The current situation is problematic for two reasons. First, the low enrollment of individuals of African descent in clinical trials is preventing them from accessing treatments that could potentially improve their quality of life and chance of survival. For patients who have exhausted all other treatment options, clinical trials can be a sign of hope, possibly offering life-extending opportunities. The second reason is more nuanced. Without adequate representation in clinical trials, it is impossible to gather comprehensive and accurate information as to how or if these drugs work in individuals of African ancestry.

Clinical trials generate data about safety and effectiveness that are used in two key ways: to obtain regulatory approval and to define protocols for how medications are administered. If the participants in a clinical trial are overwhelmingly Caucasian, its results offer little or no information for how individuals of African or other descent will respond to the treatment.

Patients of African descent are disproportionately affected by certain malignancies. Cervical cancer rates are four times higher in African women than in American women, and both African and African-American women are more likely than white women to be diagnosed with triple-negative breast cancer, a particularly aggressive form of the disease. Similarly, African-Americans are more likely to have colorectal cancer, multiple myeloma, and lung cancer than the general population. And the death rate for prostate cancer is more than twice as high in African-American men as in white American men.

By failing to enroll significant numbers of patients of African ancestry, clinical trials are perpetuating existing health care disparities across the globe. My organization, BIO Ventures for Global Health, is trying to change this.

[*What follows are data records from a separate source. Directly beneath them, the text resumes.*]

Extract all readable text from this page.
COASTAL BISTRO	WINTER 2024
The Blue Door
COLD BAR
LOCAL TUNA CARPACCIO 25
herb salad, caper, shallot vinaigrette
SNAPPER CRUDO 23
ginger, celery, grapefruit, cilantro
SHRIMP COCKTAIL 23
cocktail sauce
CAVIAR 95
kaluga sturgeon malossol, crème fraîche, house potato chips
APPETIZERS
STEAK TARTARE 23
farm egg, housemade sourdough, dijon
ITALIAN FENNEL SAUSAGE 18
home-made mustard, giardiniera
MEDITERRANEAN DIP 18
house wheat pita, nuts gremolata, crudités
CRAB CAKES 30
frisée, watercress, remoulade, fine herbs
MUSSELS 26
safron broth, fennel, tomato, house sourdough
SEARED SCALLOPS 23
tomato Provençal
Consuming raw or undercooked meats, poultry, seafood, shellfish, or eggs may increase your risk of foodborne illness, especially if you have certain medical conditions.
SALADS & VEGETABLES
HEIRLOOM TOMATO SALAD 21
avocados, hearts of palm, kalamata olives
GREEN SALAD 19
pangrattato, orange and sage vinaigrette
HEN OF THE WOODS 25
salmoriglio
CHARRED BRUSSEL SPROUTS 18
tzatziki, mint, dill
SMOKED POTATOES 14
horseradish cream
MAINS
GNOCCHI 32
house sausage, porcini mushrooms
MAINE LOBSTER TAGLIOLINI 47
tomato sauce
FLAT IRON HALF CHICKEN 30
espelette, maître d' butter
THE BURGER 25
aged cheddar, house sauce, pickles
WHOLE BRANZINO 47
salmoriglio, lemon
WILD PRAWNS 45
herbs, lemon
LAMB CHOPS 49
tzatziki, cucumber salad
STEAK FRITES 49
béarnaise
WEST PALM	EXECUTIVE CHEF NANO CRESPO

We recently launched the African Consortium for Cancer Clinical Trials (AC3T) under the umbrella of our larger African Access Initiative. AC3T is designed to close the clinical trials data gap by providing funding for trials and the drugs used in them so African investigators can conduct clinical trials in their home countries. The project aims to provide for free innovative “gold standard” drugs that have been approved for use in the U.S. Not only does this program provide access to tested lifesaving medications and technologies, but it also generates data on the safety and effectiveness of cancer drugs in patients of African descent. Given the fact that cancer clinical trials in the U.S. do not adequately recruit African-Americans, conducting these trials in Africa will help generate desperately needed safety and effectiveness data for individuals with diverse African ethnicities.

BIO Ventures for Global Health is collaborating with industry partners to build clinical trial capacity at our African Access Initiative hospitals and is also working with African investigators to develop proposals for cancer clinical trials. We are coordinating directly with African ministries of health to define priorities for the types of cancer and types of drugs to investigate, form partnerships with pharmaceutical companies, and create sustainable solutions to change current cancer patterns.

This fall we worked with Dr. Isaac Adewole, Nigeria’s minister of health, to develop and distribute a request for proposals (RFP) to help combat that country’s rapidly rising cancer burden. The RFP, aimed at pharmaceutical company CEOs, is based on data from hospitals in Nigeria that are affiliated with the African Access Initiative. A number of companies have responded with proposals to make their medicines available for patients in Nigeria in a safe and affordable manner.

Lack of reliable clinical trial data from cancer patients of African descent, wherever they may live, translates into lives lost. By providing early access to lifesaving oncology drugs and generating safety and effectiveness data for patients of African origin, AC3T seeks not only to eliminate existing disparities in our current understanding of cancer but also to close the growing cancer mortality gap.

Jennifer Dent is the president of BIO Ventures for Global Health.